LOCATING MUSIC HALL & VARIETY ARTISTES

The first step when searching for information on any subject, whether it be how to boil an egg or how often great-aunt Nellie played the Empire, is to surf the internet. At present I would recommend Google, though if you draw a blank try the other Search Engines, especially Altavista's UK button.

Having exhausted the electronic possibilities you will need to have recourse to the printed page. The catalogues of local libraries, including reference libraries, should be scoured for books on Music Hall and Variety (Dewey Classification 792.7); their indexes will offer a useful starting point for uncovering the life and career of your subject. Michael Kilgarriff’s books Sing Us One of the Old Songs (Oxford University Press 1999) and Grace, Beauty & Banjos (Oberon 1999), for instance, give birth and death years for hundreds of performers; these can lead you to obituaries in local and national newspapers, and especially in trade papers such as The Era, The Stage and The Performer. If you live within easy contact of London, full runs of these publications are kept on microfilm at Westminster Reference Library, 35 St Martin’s Street, just off the south side of Leicester Square, W1.

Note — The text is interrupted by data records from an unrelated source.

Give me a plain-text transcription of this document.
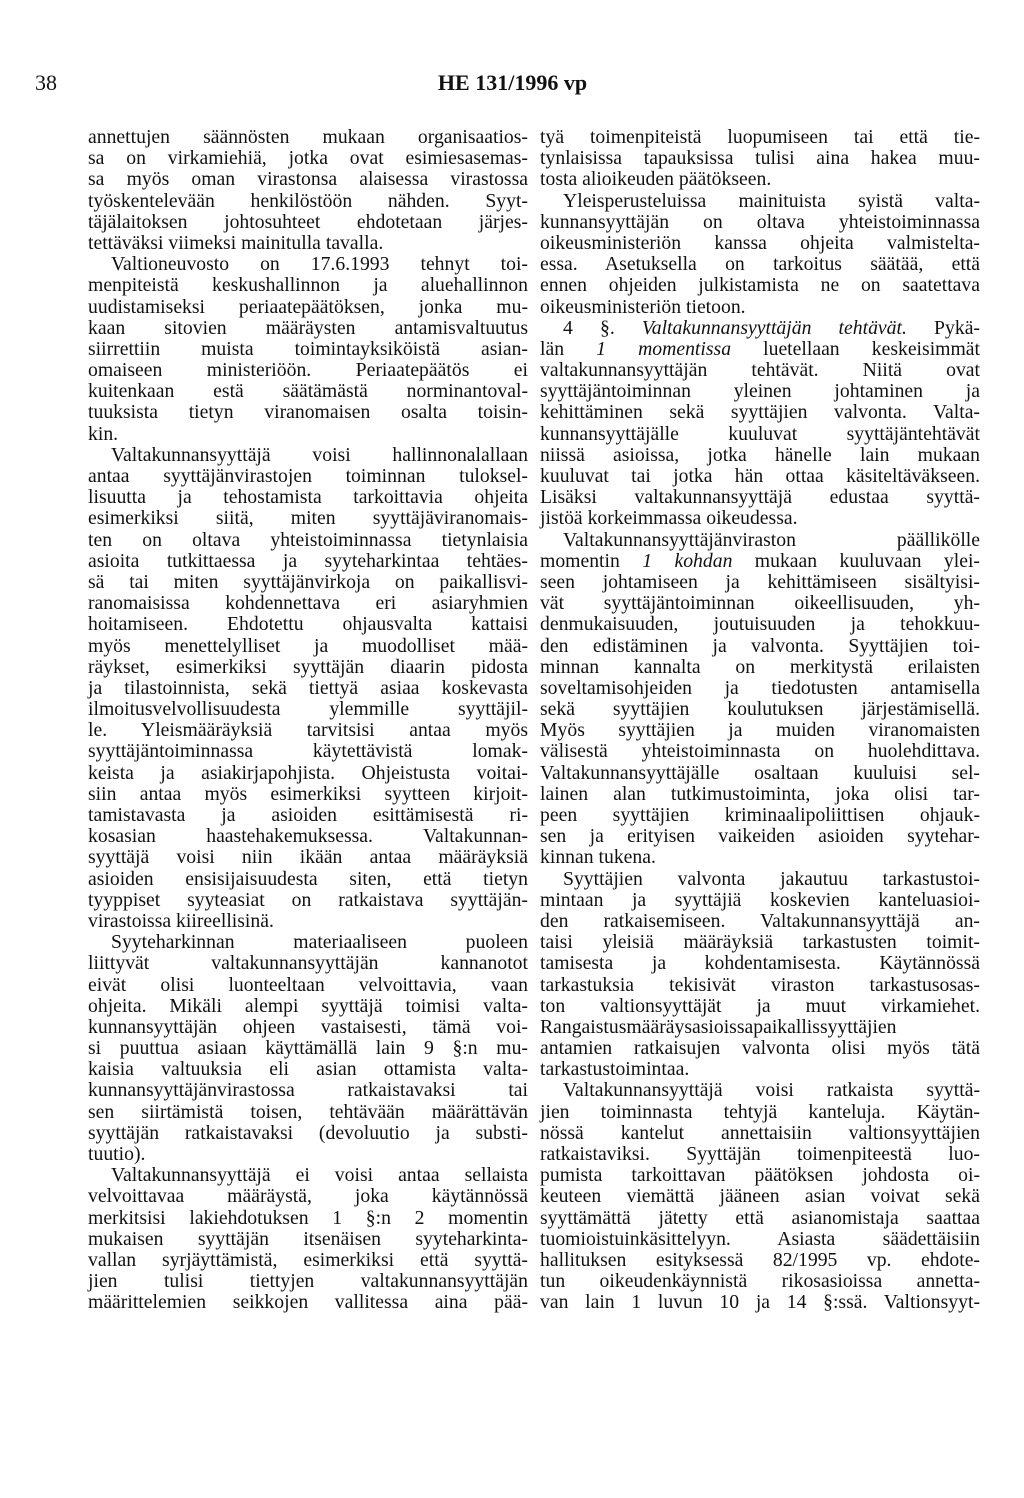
38	HE 131/1996 vp
annettujen säännösten mukaan organisaatios-
sa on virkamiehiä, jotka ovat esimiesasemas-
sa myös oman virastonsa alaisessa virastossa
työskentelevään henkilöstöön nähden. Syyt-
täjälaitoksen johtosuhteet ehdotetaan järjes-
tettäväksi viimeksi mainitulla tavalla.
Valtioneuvosto on 17.6.1993 tehnyt toi-
menpiteistä keskushallinnon ja aluehallinnon
uudistamiseksi periaatepäätöksen, jonka mu-
kaan sitovien määräysten antamisvaltuutus
siirrettiin muista toimintayksiköistä asian-
omaiseen ministeriöön. Periaatepäätös ei
kuitenkaan estä säätämästä norminantoval-
tuuksista tietyn viranomaisen osalta toisin-
kin.
Valtakunnansyyttäjä voisi hallinnonalallaan
antaa syyttäjänvirastojen toiminnan tuloksel-
lisuutta ja tehostamista tarkoittavia ohjeita
esimerkiksi siitä, miten syyttäjäviranomais-
ten on oltava yhteistoiminnassa tietynlaisia
asioita tutkittaessa ja syyteharkintaa tehtäes-
sä tai miten syyttäjänvirkoja on paikallisvi-
ranomaisissa kohdennettava eri asiaryhmien
hoitamiseen. Ehdotettu ohjausvalta kattaisi
myös menettelylliset ja muodolliset mää-
räykset, esimerkiksi syyttäjän diaarin pidosta
ja tilastoinnista, sekä tiettyä asiaa koskevasta
ilmoitusvelvollisuudesta ylemmille syyttäjil-
le. Yleismääräyksiä tarvitsisi antaa myös
syyttäjäntoiminnassa käytettävistä lomak-
keista ja asiakirjapohjista. Ohjeistusta voitai-
siin antaa myös esimerkiksi syytteen kirjoit-
tamistavasta ja asioiden esittämisestä ri-
kosasian haastehakemuksessa. Valtakunnan-
syyttäjä voisi niin ikään antaa määräyksiä
asioiden ensisijaisuudesta siten, että tietyn
tyyppiset syyteasiat on ratkaistava syyttäjän-
virastoissa kiireellisinä.
Syyteharkinnan materiaaliseen puoleen
liittyvät valtakunnansyyttäjän kannanotot
eivät olisi luonteeltaan velvoittavia, vaan
ohjeita. Mikäli alempi syyttäjä toimisi valta-
kunnansyyttäjän ohjeen vastaisesti, tämä voi-
si puuttua asiaan käyttämällä lain 9 §:n mu-
kaisia valtuuksia eli asian ottamista valta-
kunnansyyttäjänvirastossa ratkaistavaksi tai
sen siirtämistä toisen, tehtävään määrättävän
syyttäjän ratkaistavaksi (devoluutio ja substi-
tuutio).
Valtakunnansyyttäjä ei voisi antaa sellaista
velvoittavaa määräystä, joka käytännössä
merkitsisi lakiehdotuksen 1 §:n 2 momentin
mukaisen syyttäjän itsenäisen syyteharkinta-
vallan syrjäyttämistä, esimerkiksi että syyttä-
jien tulisi tiettyjen valtakunnansyyttäjän
määrittelemien seikkojen vallitessa aina pää-
tyä toimenpiteistä luopumiseen tai että tie-
tynlaisissa tapauksissa tulisi aina hakea muu-
tosta alioikeuden päätökseen.
Yleisperusteluissa mainituista syistä valta-
kunnansyyttäjän on oltava yhteistoiminnassa
oikeusministeriön kanssa ohjeita valmistelta-
essa. Asetuksella on tarkoitus säätää, että
ennen ohjeiden julkistamista ne on saatettava
oikeusministeriön tietoon.
4 §. Valtakunnansyyttäjän tehtävät. Pykä-
län 1 momentissa luetellaan keskeisimmät
valtakunnansyyttäjän tehtävät. Niitä ovat
syyttäjäntoiminnan yleinen johtaminen ja
kehittäminen sekä syyttäjien valvonta. Valta-
kunnansyyttäjälle kuuluvat syyttäjäntehtävät
niissä asioissa, jotka hänelle lain mukaan
kuuluvat tai jotka hän ottaa käsiteltäväkseen.
Lisäksi valtakunnansyyttäjä edustaa syyttä-
jistöä korkeimmassa oikeudessa.
Valtakunnansyyttäjänviraston päällikölle
momentin 1 kohdan mukaan kuuluvaan ylei-
seen johtamiseen ja kehittämiseen sisältyisi-
vät syyttäjäntoiminnan oikeellisuuden, yh-
denmukaisuuden, joutuisuuden ja tehokkuu-
den edistäminen ja valvonta. Syyttäjien toi-
minnan kannalta on merkitystä erilaisten
soveltamisohjeiden ja tiedotusten antamisella
sekä syyttäjien koulutuksen järjestämisellä.
Myös syyttäjien ja muiden viranomaisten
välisestä yhteistoiminnasta on huolehdittava.
Valtakunnansyyttäjälle osaltaan kuuluisi sel-
lainen alan tutkimustoiminta, joka olisi tar-
peen syyttäjien kriminaalipoliittisen ohjauk-
sen ja erityisen vaikeiden asioiden syytehar-
kinnan tukena.
Syyttäjien valvonta jakautuu tarkastustoi-
mintaan ja syyttäjiä koskevien kanteluasioi-
den ratkaisemiseen. Valtakunnansyyttäjä an-
taisi yleisiä määräyksiä tarkastusten toimit-
tamisesta ja kohdentamisesta. Käytännössä
tarkastuksia tekisivät viraston tarkastusosas-
ton valtionsyyttäjät ja muut virkamiehet.
Rangaistusmääräysasioissapaikallissyyttäjien
antamien ratkaisujen valvonta olisi myös tätä
tarkastustoimintaa.
Valtakunnansyyttäjä voisi ratkaista syyttä-
jien toiminnasta tehtyjä kanteluja. Käytän-
nössä kantelut annettaisiin valtionsyyttäjien
ratkaistaviksi. Syyttäjän toimenpiteestä luo-
pumista tarkoittavan päätöksen johdosta oi-
keuteen viemättä jääneen asian voivat sekä
syyttämättä jätetty että asianomistaja saattaa
tuomioistuinkäsittelyyn. Asiasta säädettäisiin
hallituksen esityksessä 82/1995 vp. ehdote-
tun oikeudenkäynnistä rikosasioissa annetta-
van lain 1 luvun 10 ja 14 §:ssä. Valtionsyyt-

There is also, of course, a full run of these and all other national and provincial newspapers at the British Library’s Newspaper Library in north London’s Colindale Avenue opposite the tube station. A British Library reader’s ticket is not needed. A ticket for the British Library book and music collections at 96 Euston Road, London NW1 2DB, is required however—ring Reader Admissions Office on (020) 7412 7677.

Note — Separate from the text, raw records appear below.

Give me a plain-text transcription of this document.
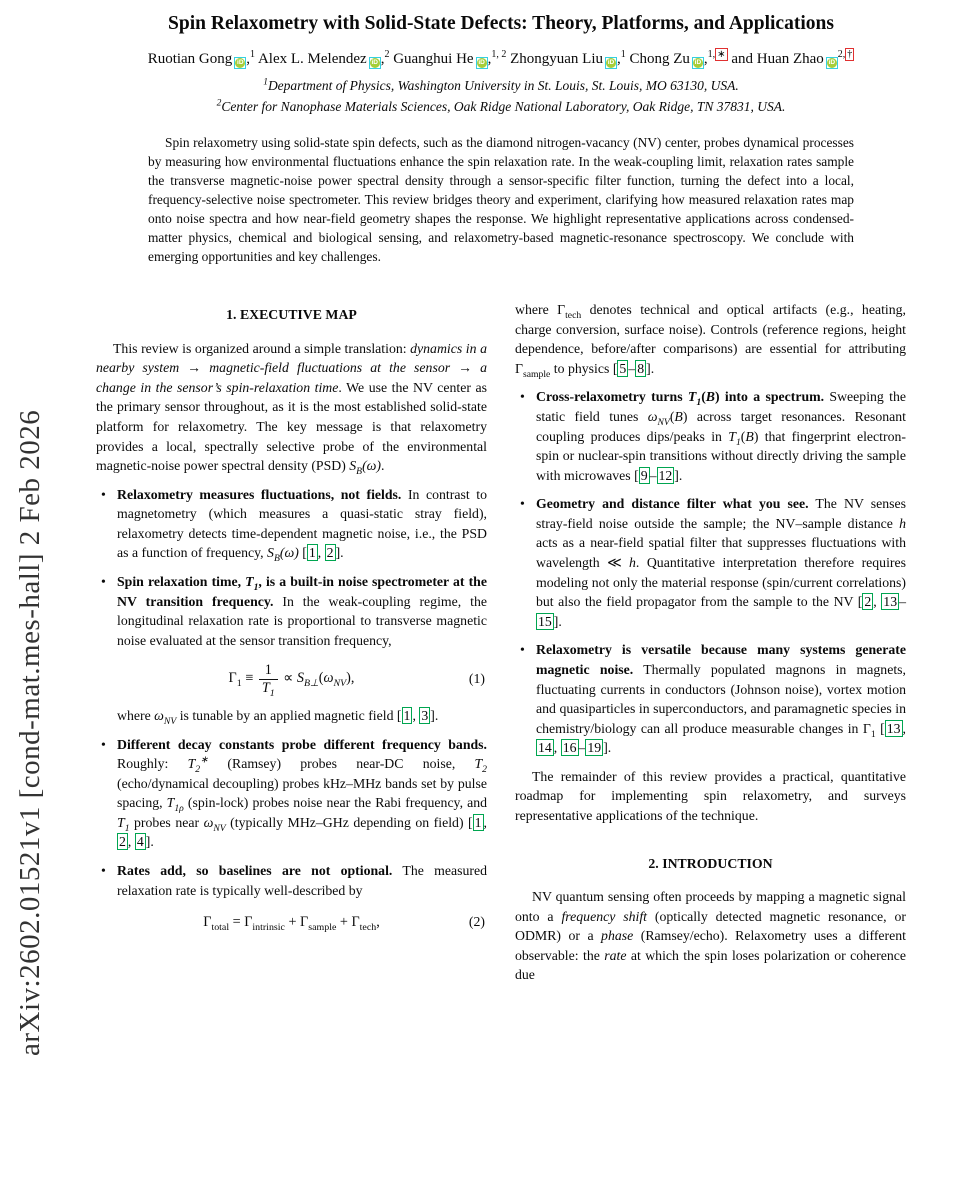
arXiv:2602.01521v1 [cond-mat.mes-hall] 2 Feb 2026
Spin Relaxometry with Solid-State Defects: Theory, Platforms, and Applications
Ruotian Gong iD ,$^1$ Alex L. Melendez iD ,$^2$ Guanghui He iD ,$^{1, 2}$ Zhongyuan Liu iD ,$^1$ Chong Zu iD ,$^{1,}$ ∗ and Huan Zhao $iD^{2,}$ †
$^1$Department of Physics, Washington University in St. Louis, St. Louis, MO 63130, USA.
$^2$Center for Nanophase Materials Sciences, Oak Ridge National Laboratory, Oak Ridge, TN 37831, USA.
Spin relaxometry using solid-state spin defects, such as the diamond nitrogen-vacancy (NV) center, probes dynamical processes by measuring how environmental fluctuations enhance the spin relaxation rate. In the weak-coupling limit, relaxation rates sample the transverse magnetic-noise power spectral density through a sensor-specific filter function, turning the defect into a local, frequency-selective noise spectrometer. This review bridges theory and experiment, clarifying how measured relaxation rates map onto noise spectra and how near-field geometry shapes the response. We highlight representative applications across condensed-matter physics, chemical and biological sensing, and relaxometry-based magnetic-resonance spectroscopy. We conclude with emerging opportunities and key challenges.
1. EXECUTIVE MAP

This review is organized around a simple translation: dynamics in a nearby system → magnetic-field fluctuations at the sensor → a change in the sensor’s spin-relaxation time. We use the NV center as the primary sensor throughout, as it is the most established solid-state platform for relaxometry. The key message is that relaxometry provides a local, spectrally selective probe of the environmental magnetic-noise power spectral density (PSD) $S_B(\omega)$.

• Relaxometry measures fluctuations, not fields. In contrast to magnetometry (which measures a quasi-static stray field), relaxometry detects time-dependent magnetic noise, i.e., the PSD as a function of frequency, $S_B(\omega)$ [ 1 , 2 ].
• Spin relaxation time, $T_1$, is a built-in noise spectrometer at the NV transition frequency. In the weak-coupling regime, the longitudinal relaxation rate is proportional to transverse magnetic noise evaluated at the sensor transition frequency,
$\Gamma_1 \equiv \frac{1}{T_1} \propto S_{B\perp}(\omega_{NV})$,	(1)

where $\omega_{NV}$ is tunable by an applied magnetic field [ 1 , 3 ].

• Different decay constants probe different frequency bands. Roughly: $T_2^∗$ (Ramsey) probes near-DC noise, $T_2$ (echo/dynamical decoupling) probes kHz–MHz bands set by pulse spacing, $T_{1\rho}$ (spin-lock) probes noise near the Rabi frequency, and $T_1$ probes near $\omega_{NV}$ (typically MHz–GHz depending on field) [ 1 , 2 , 4 ].
• Rates add, so baselines are not optional. The measured relaxation rate is typically well-described by
$\Gamma_{total} = \Gamma_{intrinsic} + \Gamma_{sample} + \Gamma_{tech}$,	(2)

where $\Gamma_{tech}$ denotes technical and optical artifacts (e.g., heating, charge conversion, surface noise). Controls (reference regions, height dependence, before/after comparisons) are essential for attributing $\Gamma_{sample}$ to physics [ 5 – 8 ].

• Cross-relaxometry turns $T_1(B)$ into a spectrum. Sweeping the static field tunes $\omega_{NV}(B)$ across target resonances. Resonant coupling produces dips/peaks in $T_1(B)$ that fingerprint electron-spin or nuclear-spin transitions without directly driving the sample with microwaves [ 9 – 12 ].
• Geometry and distance filter what you see. The NV senses stray-field noise outside the sample; the NV–sample distance h acts as a near-field spatial filter that suppresses fluctuations with wavelength ≪ h. Quantitative interpretation therefore requires modeling not only the material response (spin/current correlations) but also the field propagator from the sample to the NV [ 2 , 13 –15 ].
• Relaxometry is versatile because many systems generate magnetic noise. Thermally populated magnons in magnets, fluctuating currents in conductors (Johnson noise), vortex motion and quasiparticles in superconductors, and paramagnetic species in chemistry/biology can all produce measurable changes in $\Gamma_1$ [ 13 , 14 , 16 – 19 ].

The remainder of this review provides a practical, quantitative roadmap for implementing spin relaxometry, and surveys representative applications of the technique.

2. INTRODUCTION

NV quantum sensing often proceeds by mapping a magnetic signal onto a frequency shift (optically detected magnetic resonance, or ODMR) or a phase (Ramsey/echo). Relaxometry uses a different observable: the rate at which the spin loses polarization or coherence due
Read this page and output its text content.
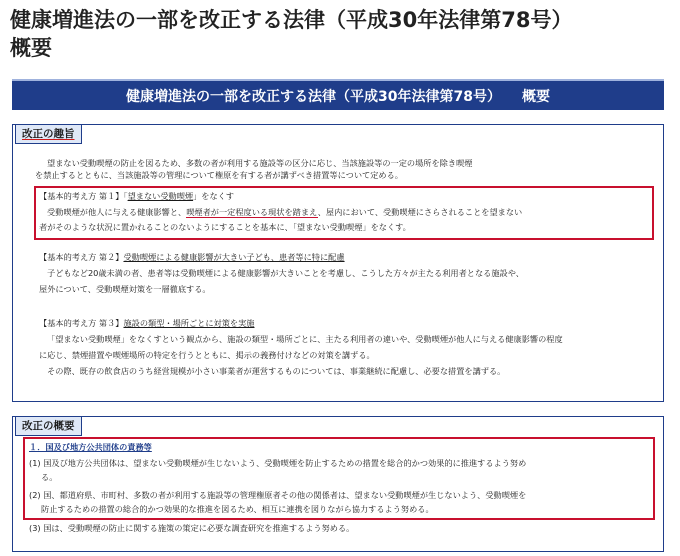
健康増進法の一部を改正する法律（平成30年法律第78号）
概要
健康増進法の一部を改正する法律（平成30年法律第78号）　　概要
改正の趣旨
望まない受動喫煙の防止を図るため、多数の者が利用する施設等の区分に応じ、当該施設等の一定の場所を除き喫煙
を禁止するとともに、当該施設等の管理について権原を有する者が講ずべき措置等について定める。
【基本的考え方 第１】「望まない受動喫煙」をなくす
受動喫煙が他人に与える健康影響と、喫煙者が一定程度いる現状を踏まえ、屋内において、受動喫煙にさらされることを望まない
者がそのような状況に置かれることのないようにすることを基本に、「望まない受動喫煙」をなくす。
【基本的考え方 第２】受動喫煙による健康影響が大きい子ども、患者等に特に配慮
子どもなど20歳未満の者、患者等は受動喫煙による健康影響が大きいことを考慮し、こうした方々が主たる利用者となる施設や、
屋外について、受動喫煙対策を一層徹底する。
【基本的考え方 第３】施設の類型・場所ごとに対策を実施
「望まない受動喫煙」をなくすという観点から、施設の類型・場所ごとに、主たる利用者の違いや、受動喫煙が他人に与える健康影響の程度
に応じ、禁煙措置や喫煙場所の特定を行うとともに、掲示の義務付けなどの対策を講ずる。
その際、既存の飲食店のうち経営規模が小さい事業者が運営するものについては、事業継続に配慮し、必要な措置を講ずる。
改正の概要
１．国及び地方公共団体の責務等
(1) 国及び地方公共団体は、望まない受動喫煙が生じないよう、受動喫煙を防止するための措置を総合的かつ効果的に推進するよう努め
る。
(2) 国、都道府県、市町村、多数の者が利用する施設等の管理権原者その他の関係者は、望まない受動喫煙が生じないよう、受動喫煙を
防止するための措置の総合的かつ効果的な推進を図るため、相互に連携を図りながら協力するよう努める。
(3) 国は、受動喫煙の防止に関する施策の策定に必要な調査研究を推進するよう努める。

Letters requesting information may be sent to The Editor, The Stage, 43 Bermondsey Street, London SE1 3XT (email: newsdesk@thestage.co.uk) and The Editor, Call Boy, 45 Kingscourt Road, London SW16 1JA (Call Boy is the quarterly magazine of the British Music Hall Society). The official historian of the British Music Hall Society, Max Tyler, is always ready and willing to help in these matters; his email address is max@maxtyler.orangehome.co.uk

The collection of books, programmes, reviews and memorabilia belonging to the Theatre Museum is, due to rebuilding work at its Covent Garden premises, now located in Blythe House, Blythe Road, London W14 0QX. The collection concentrates on legitimate theatre, opera and ballet though there is some Music Hall/Variety material available. Appointments must be made well in advance, so in the first instance ring The Study Room on (020) 7943 4727 (Wednesday-Friday mornings only) to check whether the collection has any material likely to be significant.

The Mander & Mitchenson Theatre Collection has a much greater concentration on the ‘illegitimate’ stage; this magnificent archive is now in its new premises at Greenwich—ring Richard Mangan (020) 8305 3893.

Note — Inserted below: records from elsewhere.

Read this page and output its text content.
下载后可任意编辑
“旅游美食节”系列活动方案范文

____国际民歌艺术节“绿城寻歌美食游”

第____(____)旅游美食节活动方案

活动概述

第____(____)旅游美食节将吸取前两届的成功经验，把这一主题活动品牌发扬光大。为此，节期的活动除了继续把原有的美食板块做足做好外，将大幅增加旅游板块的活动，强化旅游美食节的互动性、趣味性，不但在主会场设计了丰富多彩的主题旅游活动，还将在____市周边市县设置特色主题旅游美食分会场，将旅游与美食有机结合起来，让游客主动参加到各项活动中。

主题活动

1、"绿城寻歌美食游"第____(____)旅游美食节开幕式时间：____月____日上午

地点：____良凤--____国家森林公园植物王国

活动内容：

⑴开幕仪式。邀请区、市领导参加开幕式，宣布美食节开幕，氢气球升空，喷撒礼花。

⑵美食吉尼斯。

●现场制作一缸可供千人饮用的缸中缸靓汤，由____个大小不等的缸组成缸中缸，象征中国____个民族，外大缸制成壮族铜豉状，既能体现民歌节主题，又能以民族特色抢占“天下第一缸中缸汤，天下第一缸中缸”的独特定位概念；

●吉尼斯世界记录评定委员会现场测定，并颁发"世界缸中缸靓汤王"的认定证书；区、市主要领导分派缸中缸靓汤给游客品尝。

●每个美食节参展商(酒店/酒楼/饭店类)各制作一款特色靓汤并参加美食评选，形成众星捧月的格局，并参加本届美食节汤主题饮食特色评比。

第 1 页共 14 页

And at some stage you are almost certainly going to need to visit The Family Records Centre at 1 Myddleton Street, London EC1. The phone number is 01704 569824 and the centre is about ten minutes’ walk from the Angel Islington. Here are kept records of the nation’s births, marriages and deaths, of which certificated copies of entry may be obtained. But you must do the initial searching in the registers yourself, and having found the relevant details fill out the application form. A difficulty, which very often arises, is that the professional names of artistes were not their legal ones, and you will only find the legal name in the registers. A further complication is that married women were—and still are—registered at death under their husbands’ surnames.

Colin Charman has collated all his records for the two years 1911 and 1918 on to a database. For 1911 there are details of 290 bills, ranging from the London Hippodrome to Pentre Workmans’s Hall. For 1918 there are 11 bills only, almost all for Moss Empires’ Halls. The archive includes local press advertisements, previews and reviews from The Era, The Stage, and The Music Hall and Theatre Review, plus rehearsal calls from The Era and The Stage. Colin is always happy to run a name-check, and may be emailed on charmancolin@hotmail.com.

The John Johnson playbill collection at the Bodleian Library in Oxford is currently being prepared for on-line access.

The London Music Hall Database

Jacky Bratton is the custodian of a database at the Royal Holloway which includes all London Music Hall advertisements in The Era for the first week of each month of every fifth year from 1865 to 1890. Some data for 1866/7 is also included. Details of artistes by name and type, also managers, prices, times, and practices of one hundred and twenty-three Halls are included. Drawbacks are that only London venues are covered, and that ‘the five-yearly snapshot must miss many short-lived but possibly significant performances, and does not offer enough information about the trajectories of either acts or halls in a volatile and rapidly-changing industry’. Nevertheless Prof Bratton tells me that one query in three makes a hit. Write to her at: Drama and Theatre, RHUL, Egham, Surrey TW20 OEX, or preferably email her on: j.bratton@rhul.ac.uk.

Other useful notes….

If you do seek out any information from other sources, it always helps your search if you can enclose a stamped, self addressed envelope or, if you are writing from outside the UK, International Reply coupons to the value of approx. two pounds UK sterling.

In your own interests, please don’t forward any unsolicited material (e.g. for provenance / verification) to any of the sources or experts listed without obtaining their prior consent to send such material.